Cette demeure majestueuse érigée sur le haut du plus beau parc de la ville était certainement l’une des plus élégantes de toute la région. Ses volets et porte ne s’ouvrant jamais, elle semblait abandonnée et les familles aisées l’ont longtemps convoitée sans jamais pouvoir l’acquérir, le propriétaire était introuvable.

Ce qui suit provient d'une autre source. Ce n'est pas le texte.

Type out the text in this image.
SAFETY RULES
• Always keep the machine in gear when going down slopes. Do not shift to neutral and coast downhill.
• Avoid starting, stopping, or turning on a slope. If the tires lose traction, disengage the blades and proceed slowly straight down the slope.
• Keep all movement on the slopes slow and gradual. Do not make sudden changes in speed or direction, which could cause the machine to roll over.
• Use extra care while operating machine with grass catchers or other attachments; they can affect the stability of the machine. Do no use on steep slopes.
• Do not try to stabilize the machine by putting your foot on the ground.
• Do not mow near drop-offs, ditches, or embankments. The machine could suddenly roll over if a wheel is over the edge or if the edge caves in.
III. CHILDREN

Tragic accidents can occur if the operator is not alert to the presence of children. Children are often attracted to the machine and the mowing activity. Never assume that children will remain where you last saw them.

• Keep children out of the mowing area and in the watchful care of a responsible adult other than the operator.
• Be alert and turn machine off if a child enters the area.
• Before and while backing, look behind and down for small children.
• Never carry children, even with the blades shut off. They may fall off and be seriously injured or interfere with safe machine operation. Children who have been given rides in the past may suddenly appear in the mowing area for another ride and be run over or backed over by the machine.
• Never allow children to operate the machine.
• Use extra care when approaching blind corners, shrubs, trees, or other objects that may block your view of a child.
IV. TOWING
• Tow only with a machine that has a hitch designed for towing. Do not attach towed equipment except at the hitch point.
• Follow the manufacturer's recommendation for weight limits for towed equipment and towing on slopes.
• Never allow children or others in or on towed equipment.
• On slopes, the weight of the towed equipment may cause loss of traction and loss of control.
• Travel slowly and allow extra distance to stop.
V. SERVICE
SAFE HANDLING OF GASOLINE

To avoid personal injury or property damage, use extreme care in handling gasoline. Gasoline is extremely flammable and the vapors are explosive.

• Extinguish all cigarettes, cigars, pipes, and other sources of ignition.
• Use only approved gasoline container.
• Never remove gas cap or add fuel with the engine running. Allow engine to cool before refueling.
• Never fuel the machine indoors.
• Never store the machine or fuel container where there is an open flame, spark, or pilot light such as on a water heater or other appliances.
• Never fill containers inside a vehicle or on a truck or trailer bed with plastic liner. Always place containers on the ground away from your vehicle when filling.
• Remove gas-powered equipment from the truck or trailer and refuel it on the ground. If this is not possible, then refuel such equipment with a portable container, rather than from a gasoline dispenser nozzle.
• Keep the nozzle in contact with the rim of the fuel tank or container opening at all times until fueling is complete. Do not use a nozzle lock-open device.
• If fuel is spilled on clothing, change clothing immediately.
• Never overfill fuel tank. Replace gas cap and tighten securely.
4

Pourtant dès les premières fraîcheurs d'automne, les hautes cheminées laissaient échapper une fumée bleue au parfum de bois: la bâtisse était donc habitée ! Les années se sont écoulées , les questions se sont éteintes .
En réalité, je l’ai appris plus tard, une famille de cinq adultes et une enfant vivait là dans une totale autarcie affective . Le pouvoir de décision appartenait à un des hommes du clan, il commandait, les autres obéissaient en silence, par crainte, soumission ou adhésion.
Une règle avait été établie et acceptée une fois pour toutes: « puisque ensemble on a TOUT et qu’ensemble on est TOUT, il est inutile donc interdit de s’approcher des autres, dehors »
Un petit grain de sable inattendu est venu se loger dans les rouages de ce beau manège pour qu’il tourne un peu moins rond: un des hommes est mort et passé plusieurs jours, il a fallu aérer…
Alors pendant quelque temps, les fenêtres se sont ouvertes, peu mais suffisamment pour que l’enfant voie le bleu du ciel, entende les bruits de la ville et surtout soit envahie par une musique inconnue et familière à la fois, venue d’un pays lointain qui semblait avoir une histoire à lui raconter.
Alors elle s’est acharnée à ouvrir, portes, fenêtres pour faire entrer la vie . En réalité, c’est ceux qui vivent à l’affût de ce qui est bon à prendre qui se sont engouffrés dans la brèche et, sans morale, sans tact, ils ont rempli leur besace de tout ce qu’il était possible de dérober. Non contents d’avoir pillé la maison, ils s’en sont donné à coeur joie en détruisant la mémoire, les souvenirs de la jeune fille, son âme même.
Un jour, sentant sa vie en danger, elle a compris qu’elle devait les chasser ces prédateurs, mais seule, elle n’en avait pas la force.
Elle allait s’avouer vaincue quand elle aperçut un homme près de la cheminée qui semblait différent de tous les autres. Sa besace était plate, il se réchauffait les mains au coin du feu et il ne riait ni ne buvait avec les autres. Elle s’est approchée de lui, dernier espoir, elle lui a demandé de l’aide. Il n’a pas répondu, il avait perdu les mots, habitué à vivre seul depuis si longtemps! Pourtant leurs regards se sont parlé, elle a eu envie de lui faire confiance.
Ensemble, ils ont trouvé la force de les pousser dehors les voleurs, les malins, les pervers !
Et c’est ainsi qu'un jour, les volets et la porte de la plus belle demeure du parc se sont ouverts et fermés comme chez chacun d’entre nous.
J’ai appris de la bouche de cette femme, devenue mon amie, que cette aventure douloureuse et dangereuse l’a sauvée de la prison de son enfance et que maintenant, sans trembler, elle peut dire de vrais oui, de vrais non, des oui qui deviennent non et des non qui se changent en oui au fil de ce que lui chuchote son coeur.